Although I’ve used a lot of them, this movie has rendered me at something of a loss for words. It’s so deeply odd, that I genuinely can’t decide if it’s just horribly misjudged or if it’s a work of absurdist genius. I will say that if I knew nothing about the director, I’d have been insulting it from the first sentence, but that first movie has given him a lot of leeway in my eyes – plus, he was apparently living in a van when he made this movie. Is that dedication and spending every penny you have? Or was he just kicked out of everywhere he lived? Of course, the flipside of “great first movie” is “terrible every other movie”, and it appears Girard spent the next decade directing late-night T&A thrillers (including a couple of entries in the “Witchcraft” series, which looks awful enough to be an ISCFC project) and awful family movies, before hanging up his directing hat in 2006.

pubes 2

But I can’t just dismiss this. Despite a cast full of people we’d never see again (of the six top-billed people, three have this as their only acting credit, and the star only appeared in one other movie) there’s something to be said for normal-looking films which end up being completely wrong-headed. Being able to be bad, but in a new way, is just as important as making something which is good, although admittedly occasionally tough to watch. Would you rather watch (to pick two recent Best Picture Oscar winners) “The Hurt Locker” and “The King’s Speech” every day, or this and “Rugsuckers”? You could spend ages puzzling this movie out – although don’t do that, it would be a bad idea and life’s too short.

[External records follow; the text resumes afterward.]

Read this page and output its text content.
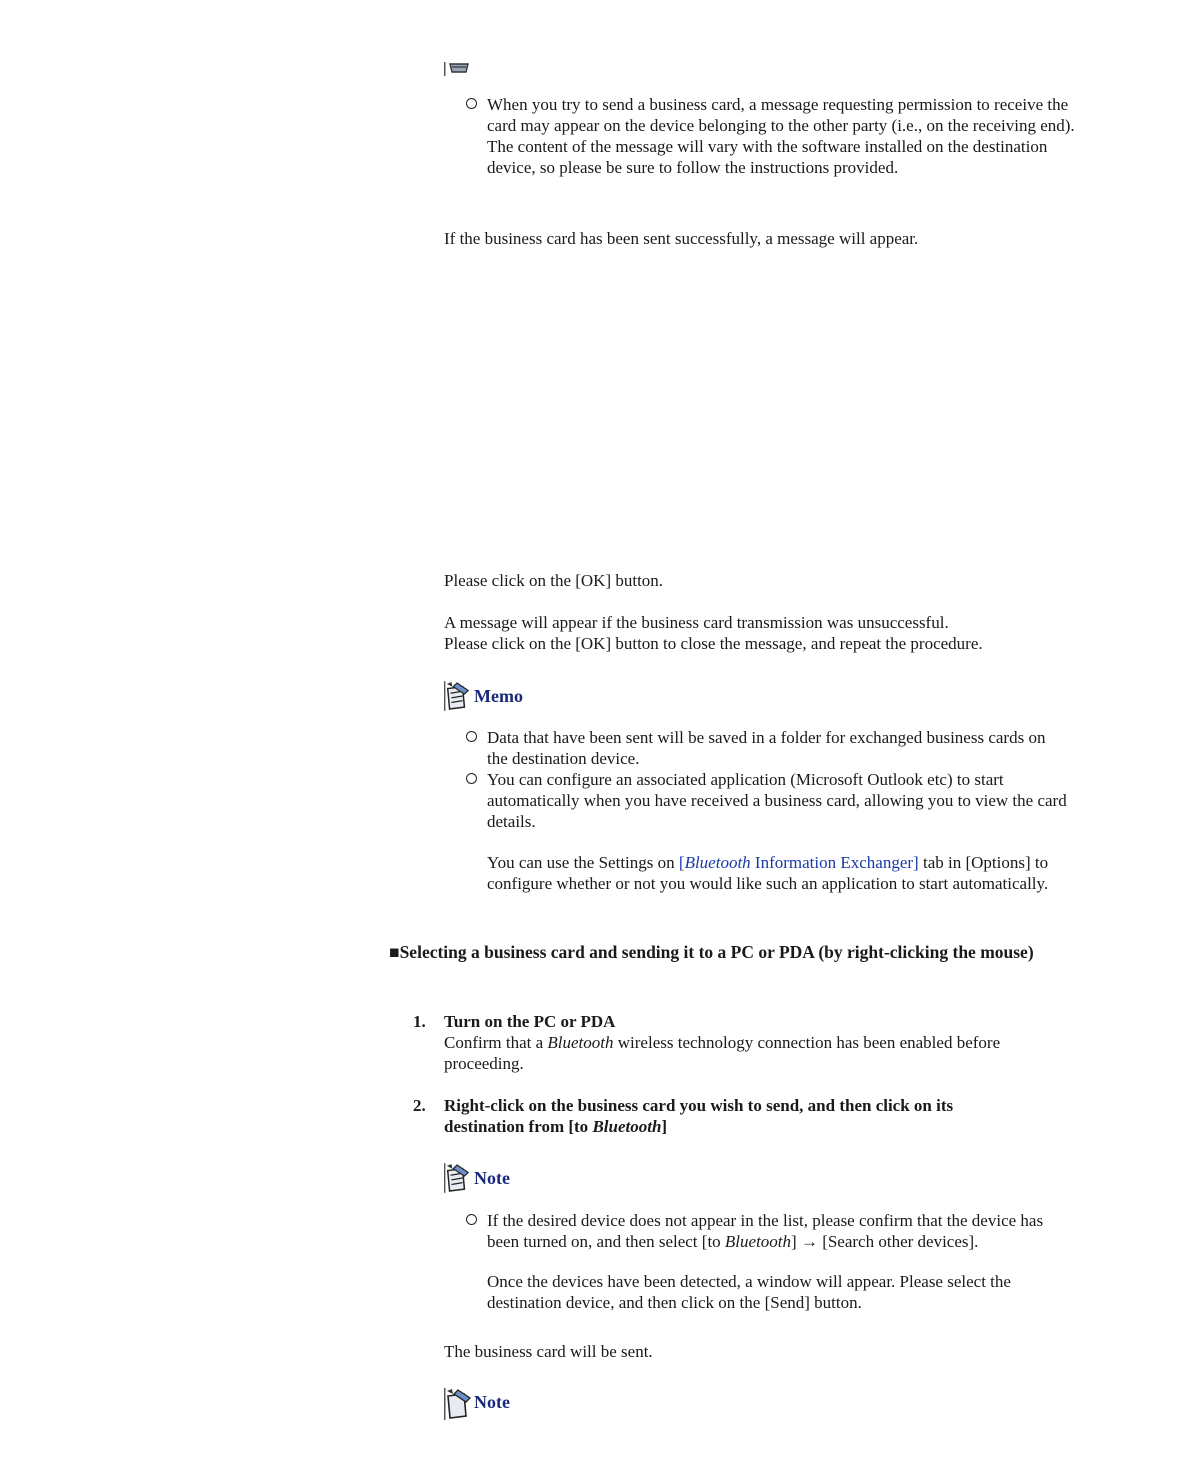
When you try to send a business card, a message requesting permission to receive the card may appear on the device belonging to the other party (i.e., on the receiving end). The content of the message will vary with the software installed on the destination device, so please be sure to follow the instructions provided.

If the business card has been sent successfully, a message will appear.

Please click on the [OK] button.

A message will appear if the business card transmission was unsuccessful.

Please click on the [OK] button to close the message, and repeat the procedure.

Memo

Data that have been sent will be saved in a folder for exchanged business cards on the destination device.

You can configure an associated application (Microsoft Outlook etc) to start automatically when you have received a business card, allowing you to view the card details.

You can use the Settings on [Bluetooth Information Exchanger] tab in [Options] to configure whether or not you would like such an application to start automatically.

■Selecting a business card and sending it to a PC or PDA (by right-clicking the mouse)

1. Turn on the PC or PDA

Confirm that a Bluetooth wireless technology connection has been enabled before proceeding.

2. Right-click on the business card you wish to send, and then click on its destination from [to Bluetooth]

Note

If the desired device does not appear in the list, please confirm that the device has been turned on, and then select [to Bluetooth] → [Search other devices].

Once the devices have been detected, a window will appear. Please select the destination device, and then click on the [Send] button.

The business card will be sent.

Note
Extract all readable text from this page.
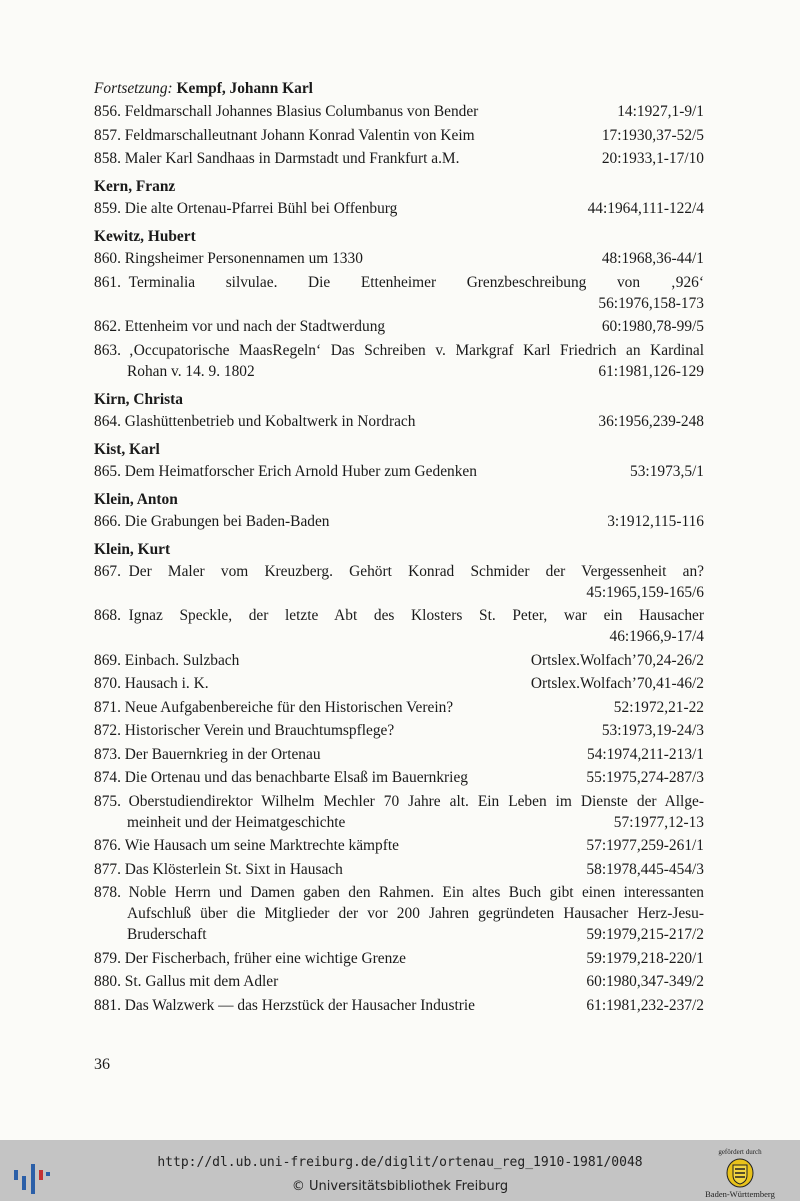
Fortsetzung: Kempf, Johann Karl
856.
Feldmarschall Johannes Blasius Columbanus von Bender	14:1927,1-9/1
857.
Feldmarschalleutnant Johann Konrad Valentin von Keim	17:1930,37-52/5
858.
Maler Karl Sandhaas in Darmstadt und Frankfurt a.M.	20:1933,1-17/10
Kern, Franz
859.
Die alte Ortenau-Pfarrei Bühl bei Offenburg	44:1964,111-122/4
Kewitz, Hubert
860.
Ringsheimer Personennamen um 1330	48:1968,36-44/1
861.
Terminalia silvulae. Die Ettenheimer Grenzbeschreibung von ‚926‘
56:1976,158-173
862.
Ettenheim vor und nach der Stadtwerdung	60:1980,78-99/5
863.
‚Occupatorische MaasRegeln‘ Das Schreiben v. Markgraf Karl Friedrich an Kardinal
Rohan v. 14. 9. 1802	61:1981,126-129
Kirn, Christa
864.
Glashüttenbetrieb und Kobaltwerk in Nordrach	36:1956,239-248
Kist, Karl
865.
Dem Heimatforscher Erich Arnold Huber zum Gedenken	53:1973,5/1
Klein, Anton
866.
Die Grabungen bei Baden-Baden	3:1912,115-116
Klein, Kurt
867.
Der Maler vom Kreuzberg. Gehört Konrad Schmider der Vergessenheit an?
45:1965,159-165/6
868.
Ignaz Speckle, der letzte Abt des Klosters St. Peter, war ein Hausacher
46:1966,9-17/4
869.
Einbach. Sulzbach	Ortslex.Wolfach’70,24-26/2
870.
Hausach i. K.	Ortslex.Wolfach’70,41-46/2
871.
Neue Aufgabenbereiche für den Historischen Verein?	52:1972,21-22
872.
Historischer Verein und Brauchtumspflege?	53:1973,19-24/3
873.
Der Bauernkrieg in der Ortenau	54:1974,211-213/1
874.
Die Ortenau und das benachbarte Elsaß im Bauernkrieg	55:1975,274-287/3
875.
Oberstudiendirektor Wilhelm Mechler 70 Jahre alt. Ein Leben im Dienste der Allge-
meinheit und der Heimatgeschichte	57:1977,12-13
876.
Wie Hausach um seine Marktrechte kämpfte	57:1977,259-261/1
877.
Das Klösterlein St. Sixt in Hausach	58:1978,445-454/3
878.
Noble Herrn und Damen gaben den Rahmen. Ein altes Buch gibt einen interessanten
Aufschluß über die Mitglieder der vor 200 Jahren gegründeten Hausacher Herz-Jesu-
Bruderschaft	59:1979,215-217/2
879.
Der Fischerbach, früher eine wichtige Grenze	59:1979,218-220/1
880.
St. Gallus mit dem Adler	60:1980,347-349/2
881.
Das Walzwerk — das Herzstück der Hausacher Industrie	61:1981,232-237/2
36
http://dl.ub.uni-freiburg.de/diglit/ortenau_reg_1910-1981/0048
© Universitätsbibliothek Freiburg
gefördert durch
Baden-Württemberg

Plus, we’ve got those for-no-reason weird sex jokes in the credits. Every other name is a fake one (presumably Union people working on the quiet?) – here’s an example:

I say watch it. The days of the utterly irresponsible teen raunch movie are long behind us, so we ought to celebrate them from time to time, while being glad that they’re not still being made. And we ought to thank Girard for employing a cinematographer who was only 2 feet tall – seriously, the number of shots from below (usually of cheerleaders and their underwear) goes beyond directorial fetish into a whole new area.